Squamous cell carcinoma

A close association has been found between P. gingivalis and squamous cell carcinoma (90). The fact that P. gingivalis modulates ATP-/P2X7-signaling; secretes the anti-apoptotic enzyme, NDK, during infection of primary OECs; and expresses other virulence factors, such as fimbriae, gingipains, and PAD, that may be potential etiologic links to orodigestive cancers and other chronic diseases (58, 59). Of note is also that IL-1β promotes malignant transformation of tumor aggressiveness in oral cancer (91).

Rheumatoid arthritis

Periodontitis is more prevalent in patients with rheumatoid arthritis (RA) than in those without (92). RA is also prevalent in patients with periodontitis (93). Besides, there is improvement in RA after periodontal treatment and in periodontitis after treatment of RA (94, 95). Furthermore, DNA from a variety of oral bacteria, including P. gingivalis, has been detected in synovial fluid of active RA (96). Bostanci et al. (97) found a positive correlation between NLRP3 and expression of IL-1β and IL-18 in periodontitis, and upregulated levels of NLRP3, AIM2, and caspase-1 have been detected in gingival tissues of patients with periodontitis (14). Probably, P. gingivalis manipulates the host inflammatory responses to be able to survive and prevail within infected periodontal tissues (97), which it may achieve by limiting or controlling the activation of the NLRP3 inflammasome.
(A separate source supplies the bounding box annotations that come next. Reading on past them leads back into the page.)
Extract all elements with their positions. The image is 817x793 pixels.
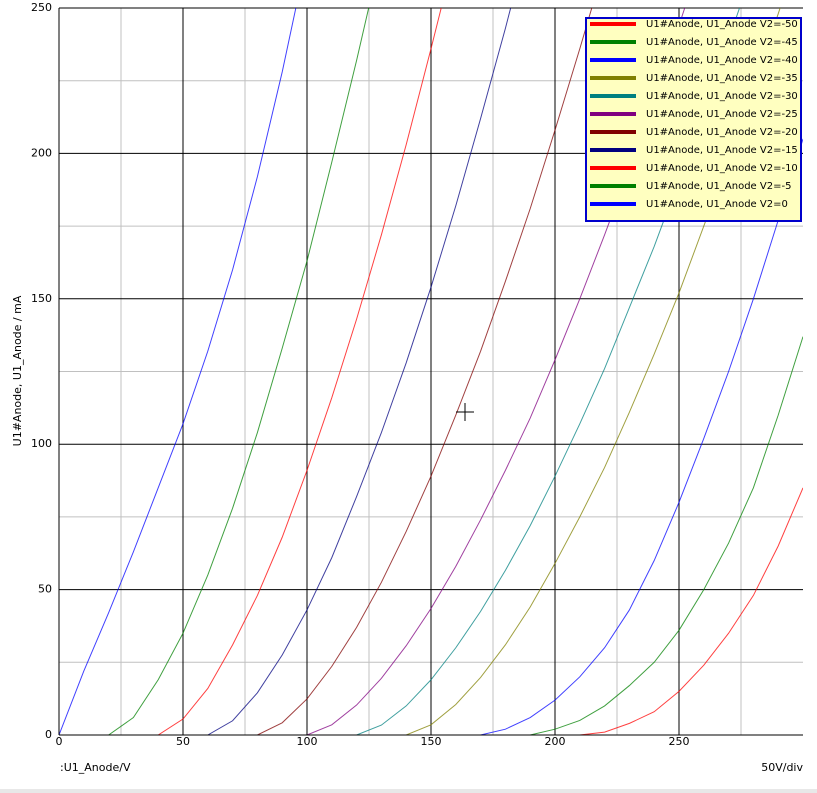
x-tick-label: 150 xyxy=(421,735,442,748)
y-tick-label: 150 xyxy=(31,292,52,305)
legend-label: U1#Anode, U1_Anode V2=0 xyxy=(646,199,788,210)
series-line xyxy=(59,8,686,735)
legend: U1#Anode, U1_Anode V2=-50 U1#Anode, U1_An… xyxy=(585,17,802,222)
x-tick-label: 100 xyxy=(297,735,318,748)
status-strip xyxy=(0,789,817,793)
series-line xyxy=(59,8,297,735)
series-line xyxy=(59,138,803,735)
legend-label: U1#Anode, U1_Anode V2=-45 xyxy=(646,37,798,48)
legend-label: U1#Anode, U1_Anode V2=-35 xyxy=(646,73,798,84)
legend-label: U1#Anode, U1_Anode V2=-5 xyxy=(646,181,791,192)
legend-label: U1#Anode, U1_Anode V2=-20 xyxy=(646,127,798,138)
y-tick-label: 0 xyxy=(45,728,52,741)
plot-lines xyxy=(59,8,803,735)
y-axis-title: U1#Anode, U1_Anode / mA xyxy=(11,295,24,446)
legend-label: U1#Anode, U1_Anode V2=-10 xyxy=(646,163,798,174)
series-line xyxy=(59,8,781,735)
series-line xyxy=(59,487,803,735)
legend-label: U1#Anode, U1_Anode V2=-30 xyxy=(646,91,798,102)
legend-label: U1#Anode, U1_Anode V2=-40 xyxy=(646,55,798,66)
x-axis-title: :U1_Anode/V xyxy=(60,761,131,774)
cursor xyxy=(456,403,474,421)
series-line xyxy=(59,8,741,735)
series-line xyxy=(59,8,593,735)
y-tick-label: 250 xyxy=(31,1,52,14)
x-tick-label: 50 xyxy=(176,735,190,748)
y-tick-label: 50 xyxy=(38,583,52,596)
y-tick-label: 200 xyxy=(31,146,52,159)
series-line xyxy=(59,8,370,735)
y-tick-label: 100 xyxy=(31,437,52,450)
series-line xyxy=(59,8,512,735)
series-line xyxy=(59,336,803,735)
legend-label: U1#Anode, U1_Anode V2=-50 xyxy=(646,19,798,30)
legend-label: U1#Anode, U1_Anode V2=-15 xyxy=(646,145,798,156)
x-tick-label: 200 xyxy=(545,735,566,748)
x-tick-label: 250 xyxy=(669,735,690,748)
x-tick-label: 0 xyxy=(56,735,63,748)
series-line xyxy=(59,8,442,735)
tick-labels: 0 50 100 150 200 250 0 50 100 150 200 250 xyxy=(31,1,690,748)
legend-label: U1#Anode, U1_Anode V2=-25 xyxy=(646,109,798,120)
scale-note: 50V/div xyxy=(761,761,803,774)
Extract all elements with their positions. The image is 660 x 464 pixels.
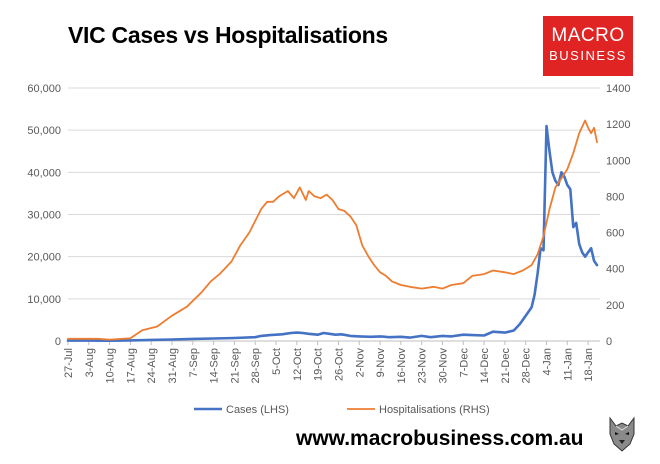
right-tick-label: 1200 bbox=[606, 119, 630, 131]
x-tick-label: 5-Oct bbox=[271, 348, 283, 375]
x-tick-label: 7-Sep bbox=[188, 348, 200, 377]
x-tick-label: 9-Nov bbox=[375, 348, 387, 378]
cases-line bbox=[66, 124, 599, 343]
legend: Cases (LHS) Hospitalisations (RHS) bbox=[194, 404, 490, 416]
wolf-logo-icon bbox=[609, 416, 635, 452]
x-tick-label: 24-Aug bbox=[146, 348, 158, 383]
x-tick-label: 27-Jul bbox=[63, 348, 75, 378]
x-tick-label: 23-Nov bbox=[417, 348, 429, 384]
x-tick-label: 7-Dec bbox=[458, 348, 470, 378]
right-tick-label: 600 bbox=[606, 228, 624, 240]
right-tick-label: 0 bbox=[606, 336, 612, 348]
right-tick-label: 1400 bbox=[606, 83, 630, 95]
x-tick-label: 17-Aug bbox=[125, 348, 137, 383]
left-tick-label: 60,000 bbox=[27, 83, 61, 95]
logo-line-2: BUSINESS bbox=[549, 48, 627, 63]
x-tick-label: 3-Aug bbox=[84, 348, 96, 377]
x-tick-label: 4-Jan bbox=[542, 348, 554, 376]
legend-label: Cases (LHS) bbox=[226, 404, 289, 416]
x-tick-label: 14-Dec bbox=[479, 348, 491, 384]
x-tick-label: 2-Nov bbox=[354, 348, 366, 378]
x-tick-label: 10-Aug bbox=[105, 348, 117, 383]
x-tick-label: 19-Oct bbox=[313, 348, 325, 381]
left-tick-label: 40,000 bbox=[27, 167, 61, 179]
x-tick-label: 11-Jan bbox=[562, 348, 574, 381]
right-axis: 0 200 400 600 800 1000 1200 1400 bbox=[606, 83, 630, 348]
x-tick-label: 28-Sep bbox=[250, 348, 262, 383]
x-tick-label: 18-Jan bbox=[583, 348, 595, 382]
left-tick-label: 30,000 bbox=[27, 210, 61, 222]
x-tick-label: 31-Aug bbox=[167, 348, 179, 383]
hospitalisations-line bbox=[67, 119, 598, 341]
gridlines bbox=[68, 87, 600, 342]
left-tick-label: 0 bbox=[55, 336, 61, 348]
x-tick-label: 12-Oct bbox=[292, 348, 304, 381]
right-tick-label: 1000 bbox=[606, 155, 630, 167]
x-tick-label: 28-Dec bbox=[521, 348, 533, 384]
x-tick-label: 14-Sep bbox=[209, 348, 221, 383]
left-tick-label: 20,000 bbox=[27, 252, 61, 264]
chart-title: VIC Cases vs Hospitalisations bbox=[68, 22, 388, 48]
left-axis: 0 10,000 20,000 30,000 40,000 50,000 60,000 bbox=[27, 83, 61, 348]
left-tick-label: 10,000 bbox=[27, 294, 61, 306]
x-tick-label: 16-Nov bbox=[396, 348, 408, 384]
right-tick-label: 200 bbox=[606, 300, 624, 312]
x-tick-label: 26-Oct bbox=[333, 348, 345, 381]
series-lines bbox=[66, 119, 599, 343]
left-tick-label: 50,000 bbox=[27, 125, 61, 137]
x-tick-label: 30-Nov bbox=[437, 348, 449, 384]
website-url: www.macrobusiness.com.au bbox=[296, 427, 584, 450]
x-axis: 27-Jul 3-Aug 10-Aug 17-Aug 24-Aug 31-Aug 7-Sep… bbox=[63, 340, 600, 384]
x-tick-label: 21-Sep bbox=[229, 348, 241, 383]
x-tick-label: 21-Dec bbox=[500, 348, 512, 384]
right-tick-label: 400 bbox=[606, 264, 624, 276]
logo-line-1: MACRO bbox=[551, 25, 625, 46]
right-tick-label: 800 bbox=[606, 191, 624, 203]
legend-label: Hospitalisations (RHS) bbox=[379, 404, 490, 416]
macrobusiness-logo: MACRO BUSINESS bbox=[543, 16, 633, 76]
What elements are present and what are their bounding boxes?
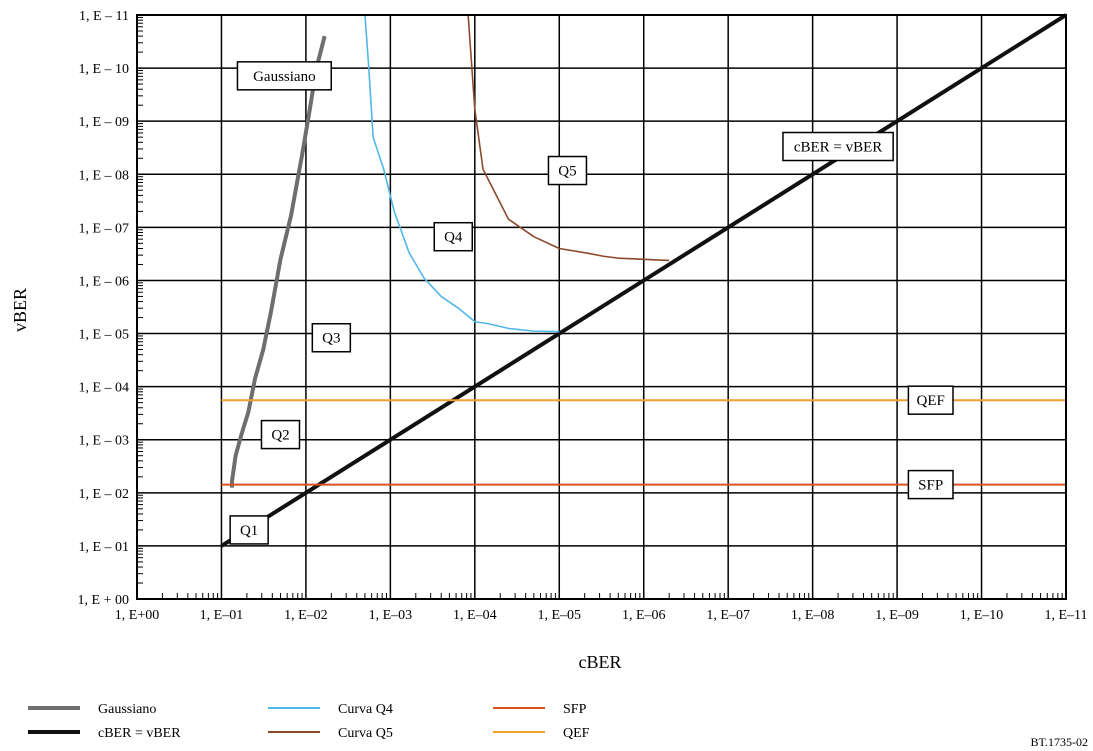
annotation-label: QEF xyxy=(917,393,945,409)
annotation-box: Q1 xyxy=(229,515,269,545)
legend: Gaussiano cBER = vBER Curva Q4 Curva Q5 SFP Q… xyxy=(28,702,590,741)
x-tick-label: 1, E–08 xyxy=(791,608,835,623)
annotation-frame xyxy=(782,131,894,162)
annotation-box: cBER = vBER xyxy=(782,131,894,162)
grid-lines xyxy=(136,14,1067,600)
annotation-frame xyxy=(907,385,954,415)
y-tick-label: 1, E – 03 xyxy=(78,434,129,449)
annotation-frame xyxy=(433,221,474,252)
x-tick-label: 1, E+00 xyxy=(115,608,159,623)
annotation-box: QEF xyxy=(907,385,954,415)
annotation-boxes: Gaussiano cBER = vBER Q5 Q4 Q3 Q2 Q1 QEF SFP xyxy=(229,61,954,545)
x-tick-label: 1, E–06 xyxy=(622,608,666,623)
legend-label: Curva Q4 xyxy=(338,702,393,717)
y-tick-label: 1, E + 00 xyxy=(78,593,129,608)
y-tick-label: 1, E – 07 xyxy=(78,221,129,236)
x-tick-label: 1, E–05 xyxy=(537,608,581,623)
y-tick-label: 1, E – 01 xyxy=(78,540,129,555)
series-line-curva-q5 xyxy=(467,14,670,262)
x-tick-label: 1, E–07 xyxy=(706,608,750,623)
series-line-gaussiano xyxy=(230,35,327,488)
series-line-cber-vber xyxy=(220,13,1068,548)
y-tick-label: 1, E – 10 xyxy=(78,62,129,77)
legend-label: Gaussiano xyxy=(98,702,156,717)
y-tick-label: 1, E – 09 xyxy=(78,115,129,130)
annotation-label: SFP xyxy=(918,478,943,494)
y-tick-label: 1, E – 02 xyxy=(78,487,129,502)
plot-frame xyxy=(136,14,1067,600)
x-tick-label: 1, E–09 xyxy=(875,608,919,623)
y-tick-label: 1, E – 05 xyxy=(78,328,129,343)
x-tick-labels: 1, E+00 1, E–01 1, E–02 1, E–03 1, E–04 1, E–… xyxy=(115,608,1088,623)
x-tick-label: 1, E–01 xyxy=(200,608,244,623)
y-axis-title: vBER xyxy=(10,288,30,332)
x-tick-label: 1, E–03 xyxy=(369,608,413,623)
annotation-frame xyxy=(311,322,352,353)
annotation-label: Gaussiano xyxy=(253,69,316,85)
legend-label: QEF xyxy=(563,726,590,741)
x-axis-title: cBER xyxy=(579,652,622,672)
series-line-curva-q4 xyxy=(364,14,560,333)
annotation-box: Q3 xyxy=(311,322,352,353)
x-tick-label: 1, E–10 xyxy=(960,608,1004,623)
series-lines xyxy=(220,13,1068,548)
y-tick-labels: 1, E + 00 1, E – 01 1, E – 02 1, E – 03 1, E… xyxy=(78,9,129,608)
annotation-box: Q4 xyxy=(433,221,474,252)
y-tick-label: 1, E – 04 xyxy=(78,381,129,396)
annotation-label: cBER = vBER xyxy=(794,140,882,156)
y-tick-label: 1, E – 11 xyxy=(79,9,129,24)
annotation-frame xyxy=(907,469,954,500)
x-tick-label: 1, E–04 xyxy=(453,608,497,623)
annotation-box: Q2 xyxy=(260,419,301,450)
annotation-box: SFP xyxy=(907,469,954,500)
figure-code: BT.1735-02 xyxy=(1031,735,1088,749)
annotation-label: Q2 xyxy=(271,428,289,444)
legend-label: Curva Q5 xyxy=(338,726,393,741)
annotation-label: Q1 xyxy=(240,523,258,539)
annotation-frame xyxy=(236,61,333,91)
annotation-label: Q3 xyxy=(322,331,340,347)
annotation-box: Gaussiano xyxy=(236,61,333,91)
annotation-label: Q5 xyxy=(558,164,576,180)
annotation-frame xyxy=(260,419,301,450)
legend-label: SFP xyxy=(563,702,587,717)
x-tick-label: 1, E–11 xyxy=(1044,608,1087,623)
y-tick-label: 1, E – 06 xyxy=(78,274,129,289)
annotation-label: Q4 xyxy=(444,230,463,246)
annotation-box: Q5 xyxy=(547,155,588,186)
legend-label: cBER = vBER xyxy=(98,726,181,741)
x-tick-label: 1, E–02 xyxy=(284,608,328,623)
annotation-frame xyxy=(547,155,588,186)
annotation-frame xyxy=(229,515,269,545)
y-tick-label: 1, E – 08 xyxy=(78,168,129,183)
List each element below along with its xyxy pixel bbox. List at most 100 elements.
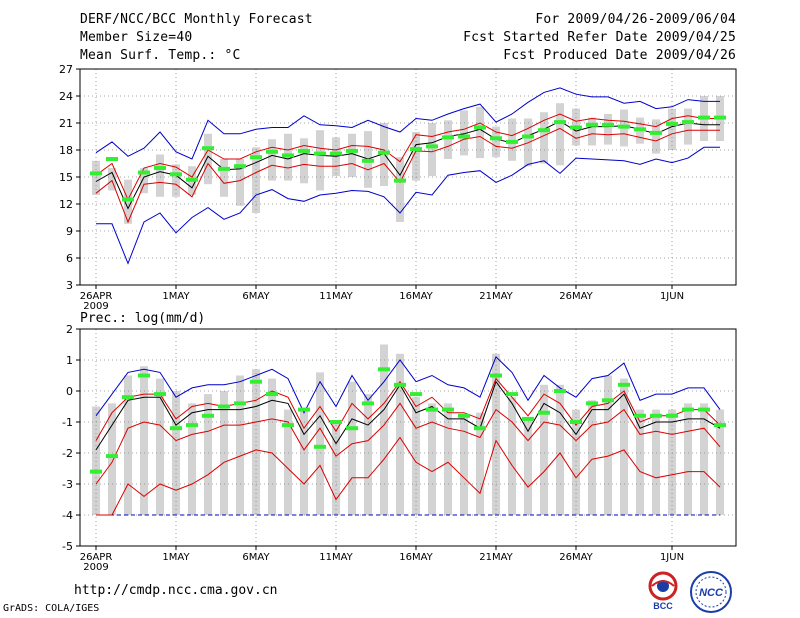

It seems reasonable to expect similar effects in distant sites, for example, in the joints of rheumatic patients where P. gingivalis can be present.

Concluding remarks

Inflammasomes represent a relatively new concept in innate immunity. There is great variation in inflammasomes and the mechanisms by which they detect and resist pathogens. Many interactions between inflammasomes and the innate immune system are still unknown. It is becoming clear that the inflammasome and its constituents are likely crucial in the initiation of periodontal disease and several chronic systemic diseases associated with periodontitis. Nevertheless, it may be difficult to intervene in inflammasome actions for the purpose of treating disease since interfering with key parts in the complex may have serious local and systemic effects. The ubiquitous distribution and importance of inflammasome activation in many peripheral processes adds to this limitation. There are still not fully understood roles of all players in the inflammasome complex where anti-inflammatory therapies might not be sufficient to treat the roots of the disease. Knowledge about inflammasomes has mainly been retrieved from murine systems. The applicability of some of these results to human cells is unclear because gene products differ between species, and the specificity of ligands is not always conserved. P. gingivalis has a number of ways for suppressing innate immunity and inflammasome activity. Although this subversion probably is important for periodontitis and some related systemic diseases, it remains to see if other parts of the oral microbiota can behave in a similar way and if this subversion can affect players other than F. nucleatum in the dental biofilm. Efforts should also be made to see how inflammasomes can affect the ecology of the dental plaque microbiota.

Conflict of interest and funding

There is no conflict of interest in the present study for any of the authors. IO acknowledges funding through a grant from the European Commission (FP7-HEALTH-306029 ‘TRIGGER’) and ÖY acknowledges funding through a NIDCR grant R01DE016593.